Ada berita media,polisi perintah bongkar tenda kawinan yang menutup jalan raya di sebuah kelurahan di Ternate.Masih menurut berita ini,ijin penggunaan badan jalan yang di berikan hanya sebagian dengan maksud agar bisa di pakai sebagiannya oleh pengguna jalan tetapi di tutup semua yang menyebabkan pengguna jalan harus memutar relatif jauh atau menempuh “jalan tikus”,sebutan untuk jalan lorong.
Fenomena “tutup jalan” dan keluhan warga di Ternate,bukan hal baru.Yang baru,mungkin penyalahgunaan izinnya.Dalam kasus seperti berita tadi,tentu menyisakan banyak akibat buruknya apalagi di jalan utama.Di media sosial Facebook,sering kita baca beragam keluhan warga dengan macam-macam komentar dan tanggapan.Tetapi umumnya,menyatakan ketidaksetujuan hingga “protes keras” dengan berbagai alasan.Yang paling umum,sebagai sebuah kota kecil dengan tingkat kepadatan penduduk dan mobilitas kota yang tinggi termasuk rasio pengguna jalan,menutup sebagian badan jalan saja,sudah memicu kesemrawutan yang gawat.Apalagi itu di jalan-jalan utama atau yang sedikit pilihan jalan alternatifnya.

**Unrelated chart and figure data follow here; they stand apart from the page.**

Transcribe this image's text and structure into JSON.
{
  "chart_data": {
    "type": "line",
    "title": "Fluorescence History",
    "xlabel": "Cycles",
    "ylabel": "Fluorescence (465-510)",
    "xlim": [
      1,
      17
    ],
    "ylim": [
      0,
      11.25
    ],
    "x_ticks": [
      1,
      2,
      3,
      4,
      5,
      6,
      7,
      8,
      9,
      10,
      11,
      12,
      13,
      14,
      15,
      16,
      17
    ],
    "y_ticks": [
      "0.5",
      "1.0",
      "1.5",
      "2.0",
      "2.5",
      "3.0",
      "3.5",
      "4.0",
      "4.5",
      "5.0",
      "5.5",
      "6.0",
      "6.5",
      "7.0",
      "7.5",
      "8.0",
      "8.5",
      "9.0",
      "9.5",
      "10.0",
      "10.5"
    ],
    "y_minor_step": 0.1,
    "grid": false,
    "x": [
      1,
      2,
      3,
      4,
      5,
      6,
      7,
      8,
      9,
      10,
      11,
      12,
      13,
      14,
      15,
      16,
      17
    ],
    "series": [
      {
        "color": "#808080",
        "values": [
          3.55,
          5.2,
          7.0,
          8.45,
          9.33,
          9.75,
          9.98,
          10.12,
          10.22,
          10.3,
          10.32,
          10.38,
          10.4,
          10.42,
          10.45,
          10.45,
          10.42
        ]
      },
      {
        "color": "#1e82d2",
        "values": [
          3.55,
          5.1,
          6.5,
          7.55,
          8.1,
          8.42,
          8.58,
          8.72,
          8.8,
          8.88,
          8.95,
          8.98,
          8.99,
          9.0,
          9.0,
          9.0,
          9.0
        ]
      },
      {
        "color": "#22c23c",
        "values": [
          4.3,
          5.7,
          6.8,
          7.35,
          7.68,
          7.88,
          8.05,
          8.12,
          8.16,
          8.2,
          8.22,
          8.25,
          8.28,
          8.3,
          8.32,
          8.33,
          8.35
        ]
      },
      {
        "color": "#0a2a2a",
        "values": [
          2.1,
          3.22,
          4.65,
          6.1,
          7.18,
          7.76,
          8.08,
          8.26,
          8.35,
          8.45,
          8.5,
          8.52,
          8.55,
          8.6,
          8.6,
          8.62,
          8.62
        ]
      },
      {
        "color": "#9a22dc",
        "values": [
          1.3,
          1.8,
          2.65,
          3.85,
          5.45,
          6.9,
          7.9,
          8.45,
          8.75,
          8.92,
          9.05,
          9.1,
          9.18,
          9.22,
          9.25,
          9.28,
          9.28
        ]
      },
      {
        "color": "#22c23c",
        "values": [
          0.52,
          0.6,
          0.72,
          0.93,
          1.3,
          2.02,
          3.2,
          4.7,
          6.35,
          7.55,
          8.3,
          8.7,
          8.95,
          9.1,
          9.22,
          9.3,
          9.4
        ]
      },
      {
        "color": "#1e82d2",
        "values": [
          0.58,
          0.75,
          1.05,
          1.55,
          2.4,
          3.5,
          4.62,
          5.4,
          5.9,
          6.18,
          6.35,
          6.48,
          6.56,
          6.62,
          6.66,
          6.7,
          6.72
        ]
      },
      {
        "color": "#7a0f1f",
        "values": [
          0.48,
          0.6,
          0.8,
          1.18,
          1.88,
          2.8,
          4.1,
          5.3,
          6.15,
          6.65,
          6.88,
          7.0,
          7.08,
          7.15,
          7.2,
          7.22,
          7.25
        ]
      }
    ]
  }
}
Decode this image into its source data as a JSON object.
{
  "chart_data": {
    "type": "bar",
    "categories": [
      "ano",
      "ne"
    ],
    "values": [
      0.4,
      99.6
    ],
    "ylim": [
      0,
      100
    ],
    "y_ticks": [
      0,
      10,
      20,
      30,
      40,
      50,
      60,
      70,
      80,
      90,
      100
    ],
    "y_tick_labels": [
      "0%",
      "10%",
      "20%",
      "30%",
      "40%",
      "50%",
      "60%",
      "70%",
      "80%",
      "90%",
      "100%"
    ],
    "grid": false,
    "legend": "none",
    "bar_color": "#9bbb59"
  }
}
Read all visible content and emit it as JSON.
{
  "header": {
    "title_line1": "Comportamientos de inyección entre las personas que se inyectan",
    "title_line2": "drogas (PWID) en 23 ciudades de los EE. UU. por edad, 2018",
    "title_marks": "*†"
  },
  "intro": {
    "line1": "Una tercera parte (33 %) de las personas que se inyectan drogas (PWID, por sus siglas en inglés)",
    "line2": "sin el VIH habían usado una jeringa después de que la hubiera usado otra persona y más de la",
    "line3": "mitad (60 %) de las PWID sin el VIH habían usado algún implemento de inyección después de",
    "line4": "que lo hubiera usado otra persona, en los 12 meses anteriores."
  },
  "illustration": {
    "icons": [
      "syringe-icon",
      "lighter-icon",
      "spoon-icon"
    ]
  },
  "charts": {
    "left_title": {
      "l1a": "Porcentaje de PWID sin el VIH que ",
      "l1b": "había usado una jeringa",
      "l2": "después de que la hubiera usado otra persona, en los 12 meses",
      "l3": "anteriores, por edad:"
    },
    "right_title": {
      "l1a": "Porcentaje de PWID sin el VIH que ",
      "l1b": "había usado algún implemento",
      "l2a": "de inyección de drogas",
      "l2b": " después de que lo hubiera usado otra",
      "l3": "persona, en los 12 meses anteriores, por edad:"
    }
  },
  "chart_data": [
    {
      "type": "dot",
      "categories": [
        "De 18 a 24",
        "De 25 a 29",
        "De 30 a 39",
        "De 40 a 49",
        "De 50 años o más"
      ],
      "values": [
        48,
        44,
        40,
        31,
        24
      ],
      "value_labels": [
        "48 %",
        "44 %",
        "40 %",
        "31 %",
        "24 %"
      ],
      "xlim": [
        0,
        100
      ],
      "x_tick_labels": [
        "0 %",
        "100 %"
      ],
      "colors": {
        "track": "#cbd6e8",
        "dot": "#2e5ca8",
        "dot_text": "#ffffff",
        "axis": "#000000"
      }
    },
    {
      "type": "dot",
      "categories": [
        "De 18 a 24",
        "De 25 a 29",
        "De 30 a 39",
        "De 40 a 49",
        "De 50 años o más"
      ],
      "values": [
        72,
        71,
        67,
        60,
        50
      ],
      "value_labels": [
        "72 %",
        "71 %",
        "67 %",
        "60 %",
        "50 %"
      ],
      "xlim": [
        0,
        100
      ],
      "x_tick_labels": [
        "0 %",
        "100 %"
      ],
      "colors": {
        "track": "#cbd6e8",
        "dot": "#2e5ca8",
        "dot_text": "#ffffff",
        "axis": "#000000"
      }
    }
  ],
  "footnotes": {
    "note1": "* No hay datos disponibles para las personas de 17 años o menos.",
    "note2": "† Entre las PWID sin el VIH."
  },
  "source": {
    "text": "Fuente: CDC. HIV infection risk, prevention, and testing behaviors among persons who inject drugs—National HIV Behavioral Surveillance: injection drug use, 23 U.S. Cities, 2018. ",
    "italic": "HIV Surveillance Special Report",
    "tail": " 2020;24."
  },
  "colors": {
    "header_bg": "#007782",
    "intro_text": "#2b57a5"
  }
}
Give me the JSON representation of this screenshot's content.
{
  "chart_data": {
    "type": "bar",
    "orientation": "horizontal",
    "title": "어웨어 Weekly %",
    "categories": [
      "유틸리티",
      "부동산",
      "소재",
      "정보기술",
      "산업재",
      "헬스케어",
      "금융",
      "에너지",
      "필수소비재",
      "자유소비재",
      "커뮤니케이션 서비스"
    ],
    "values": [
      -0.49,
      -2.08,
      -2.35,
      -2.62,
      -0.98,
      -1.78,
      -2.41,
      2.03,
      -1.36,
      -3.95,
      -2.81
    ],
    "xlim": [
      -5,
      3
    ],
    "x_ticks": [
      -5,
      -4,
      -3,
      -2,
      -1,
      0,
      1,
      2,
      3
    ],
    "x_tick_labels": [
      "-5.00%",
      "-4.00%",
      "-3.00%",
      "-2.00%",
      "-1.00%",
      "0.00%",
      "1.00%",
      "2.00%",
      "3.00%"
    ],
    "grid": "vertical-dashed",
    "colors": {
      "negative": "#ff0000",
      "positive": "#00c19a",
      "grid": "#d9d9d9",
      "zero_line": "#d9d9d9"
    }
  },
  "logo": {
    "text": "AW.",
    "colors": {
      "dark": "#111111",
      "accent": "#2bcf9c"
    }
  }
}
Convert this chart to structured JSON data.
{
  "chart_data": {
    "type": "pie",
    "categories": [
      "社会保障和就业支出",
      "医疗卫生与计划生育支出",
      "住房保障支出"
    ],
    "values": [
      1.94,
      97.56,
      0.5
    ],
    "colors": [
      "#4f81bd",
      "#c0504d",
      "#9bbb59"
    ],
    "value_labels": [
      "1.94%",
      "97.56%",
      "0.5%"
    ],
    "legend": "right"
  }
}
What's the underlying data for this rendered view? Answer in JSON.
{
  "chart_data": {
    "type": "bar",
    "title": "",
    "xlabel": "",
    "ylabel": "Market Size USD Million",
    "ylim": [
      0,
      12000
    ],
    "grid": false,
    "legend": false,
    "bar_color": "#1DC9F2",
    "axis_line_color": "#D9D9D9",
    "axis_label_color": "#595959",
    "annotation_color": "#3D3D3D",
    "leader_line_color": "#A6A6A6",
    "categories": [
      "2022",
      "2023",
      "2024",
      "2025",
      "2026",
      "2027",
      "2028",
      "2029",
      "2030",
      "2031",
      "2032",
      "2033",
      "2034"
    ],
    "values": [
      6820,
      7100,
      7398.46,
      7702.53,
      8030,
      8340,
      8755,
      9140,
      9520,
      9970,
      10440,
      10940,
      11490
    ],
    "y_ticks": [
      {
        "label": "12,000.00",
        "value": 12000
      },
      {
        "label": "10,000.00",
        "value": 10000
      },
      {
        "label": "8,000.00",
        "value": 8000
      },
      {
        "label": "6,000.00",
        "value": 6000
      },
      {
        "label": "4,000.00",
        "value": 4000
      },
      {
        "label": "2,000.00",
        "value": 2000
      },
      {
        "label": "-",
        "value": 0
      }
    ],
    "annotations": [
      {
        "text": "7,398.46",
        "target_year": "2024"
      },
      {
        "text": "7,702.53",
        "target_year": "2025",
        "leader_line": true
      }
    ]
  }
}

Urusan “pele jalan” ini,sebutan untuk menutup jalan,bukan monopoli Ternate,di Tidore juga sama.Dua kota pulau yang kecil,meski beda mobilitas dan rasio pengguna serta jalan yang jadi alternatif.Di Tidore,bagi sebagian pengguna jalan yang rutin menggunakan jalur Soasio-Rum,akan punya kesimpulan umum,kampung-kampung mana saja yang kawan saya menyebutnya “raja pele jalan”,paling sering menutup badan jalan karena macam-macam alasan.Jalur Saosio-Rum ini,hanya satu jalan porosnya.Jalan alternatif tak semua ada.Bahkan beberapa bulan belakangan,trend penggunaan badan jalan untuk acara-acara keluarga sudah melingkar pulau Tidore.Di jalan “belakang gunung” juga mulai terlihat.Saya,bahkan pernah berpapasan di sini,ada tiga titik di waktu bersamaan.Bedanya,mobilitas pengguna saja.